Coronavirus, Helicopter Money, Adair Turner and the end of the Euro

The Germans are averse to bold monetary policies. And they have some allies in Europe: the present Dutch and Austrian governments, for instance.

They do not forget their bad experience with printing money, a century ago. And since they can block the decisions of the European Central Bank (ECB), the other countries can do very little, even if they are in the majority.

The post-2008 years can tell us a lot about what may happen in the next months and years, in Europe, in the aftermath of the coronavirus pandemic.

Let’s take a brief retrospective.

Jean Claude Trichet – the ECB governor at the time of the crisis of 2008-9 – has followed the German script to the letter. Under his rule, the ECB rejected Quantitative Easing, including any purchase of the debt of the southern European countries. He supported strict austerity measures for years, refused any significant reduction in interest rates, and forced indebted countries to resort to the IMF.

The consequences were disastrous to the most crisis-stricken parts of Europe. Europe became the epicenter of the economic crisis for years, while the US (the first and main center of the crisis) and other countries succeeded in minimizing its effects in a relatively short period of time.

Mario Draghi, the successor of Trichet, was also slow to act. Maybe he didn’t have enough strength, at first.

But we must recognize it: Draghi ended up by breaking the German dictate. His QE policies (mostly purchases of public debt) saved the most indebted countries from further pains and bankruptcy. The expansion of credit was also critical.

But Mario Draghi hasn’t gone as far as some economists would like him to go. He has rejected the monetization of swaths of the public debt proposed by economists like Adair Turner (chair of the Financial Services Authority of the Bank of England).

That would have been a kind of helicopter money policy, based in three types of measures: 1) the purchasing, by the ECB, of part of the debt in countries like Greece, Portugal, Ireland or Italy; 2) the payment – by the ECB – of the interest service of the debt; 3) and finally, the disburse of the owners of the bonds (by the ECB), without any renewal, at the expiry date.

The goal was to wipe out the “unpayable” parts of the public debt of those countries. A few hundred billion Euros could have solved the debt crisis in Southern Europe.

A stupid proposal?

Not really. The amounts in question were significant, but not so high as to cause a serious spike in inflation. And it could have prevented many sacrifices and debt problems – still mostly unsolved.

But to Mario Draghi – or perhaps to the Germans, the Dutch and other allies – that was infeasible, and a moral hazard problem.

According to them, the debts of southern countries are the result of public mismanagement (which was in part the case of Greece) coupled with economic misdeeds and vices.

They do not recognize the asymmetric effects of the Euro, or the historic dynamics that have led to the clustering of wealth and key industries in some parts of Europe.

And they remain blind to the causes of the credit bubble in southern Europe: including the speculation led by northern European banks in the real estate of Southern Europe.

And now the coronavirus crisis appears, and Europe is again at the epicenter of the economic crisis brought by the pandemic.
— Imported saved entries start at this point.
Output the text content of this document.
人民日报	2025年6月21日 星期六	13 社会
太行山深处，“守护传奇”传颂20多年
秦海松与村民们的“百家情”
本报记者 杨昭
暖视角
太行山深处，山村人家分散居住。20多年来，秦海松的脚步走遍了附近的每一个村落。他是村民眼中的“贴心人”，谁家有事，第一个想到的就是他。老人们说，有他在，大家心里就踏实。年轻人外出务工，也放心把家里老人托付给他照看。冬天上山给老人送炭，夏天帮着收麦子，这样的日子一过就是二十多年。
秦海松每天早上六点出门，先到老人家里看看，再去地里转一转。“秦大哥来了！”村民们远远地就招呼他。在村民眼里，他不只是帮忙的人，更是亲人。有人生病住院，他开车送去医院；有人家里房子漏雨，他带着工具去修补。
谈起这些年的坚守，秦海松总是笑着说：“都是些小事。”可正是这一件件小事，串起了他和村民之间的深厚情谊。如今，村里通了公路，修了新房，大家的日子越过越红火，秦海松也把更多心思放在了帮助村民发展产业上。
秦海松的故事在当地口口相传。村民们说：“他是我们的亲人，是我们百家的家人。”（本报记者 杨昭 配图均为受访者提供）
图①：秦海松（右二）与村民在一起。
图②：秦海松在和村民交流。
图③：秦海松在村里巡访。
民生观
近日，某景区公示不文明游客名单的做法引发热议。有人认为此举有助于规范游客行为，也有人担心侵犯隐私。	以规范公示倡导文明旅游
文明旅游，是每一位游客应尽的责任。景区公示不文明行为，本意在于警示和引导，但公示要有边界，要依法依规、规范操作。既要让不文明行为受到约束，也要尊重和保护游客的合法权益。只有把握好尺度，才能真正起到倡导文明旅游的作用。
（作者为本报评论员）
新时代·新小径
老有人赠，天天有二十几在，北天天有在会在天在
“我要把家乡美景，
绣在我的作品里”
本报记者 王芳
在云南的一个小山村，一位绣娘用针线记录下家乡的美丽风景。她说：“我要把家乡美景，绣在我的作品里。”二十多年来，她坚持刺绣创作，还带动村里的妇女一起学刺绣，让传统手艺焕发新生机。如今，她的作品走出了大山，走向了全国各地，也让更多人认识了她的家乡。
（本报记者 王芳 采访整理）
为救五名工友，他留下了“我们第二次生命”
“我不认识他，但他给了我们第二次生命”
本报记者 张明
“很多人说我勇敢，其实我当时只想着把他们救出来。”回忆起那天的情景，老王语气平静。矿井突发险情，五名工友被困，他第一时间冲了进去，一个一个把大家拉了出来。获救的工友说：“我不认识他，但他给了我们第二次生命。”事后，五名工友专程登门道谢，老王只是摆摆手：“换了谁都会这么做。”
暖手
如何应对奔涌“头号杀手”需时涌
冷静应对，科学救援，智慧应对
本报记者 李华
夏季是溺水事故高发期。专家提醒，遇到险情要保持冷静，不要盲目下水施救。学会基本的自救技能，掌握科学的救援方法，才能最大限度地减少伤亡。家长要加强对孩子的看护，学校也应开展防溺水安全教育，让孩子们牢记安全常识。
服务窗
And the ancient indebted countries continue to be indebted. And some of them are among those suffering most with the coronavirus crisis, and the ones least apt to withstand its shocks and the economic downturn.

And the script is now unfolding again, with the same characters.

The northern countries oppose to mutualize the Union debt associated with the pandemic (not to mention other riskier policies like debt monetization and helicopter money).

New wounds and old grudges are accumulating. The end of Europe as we know is in the charts. Brexit may have been just the beginning.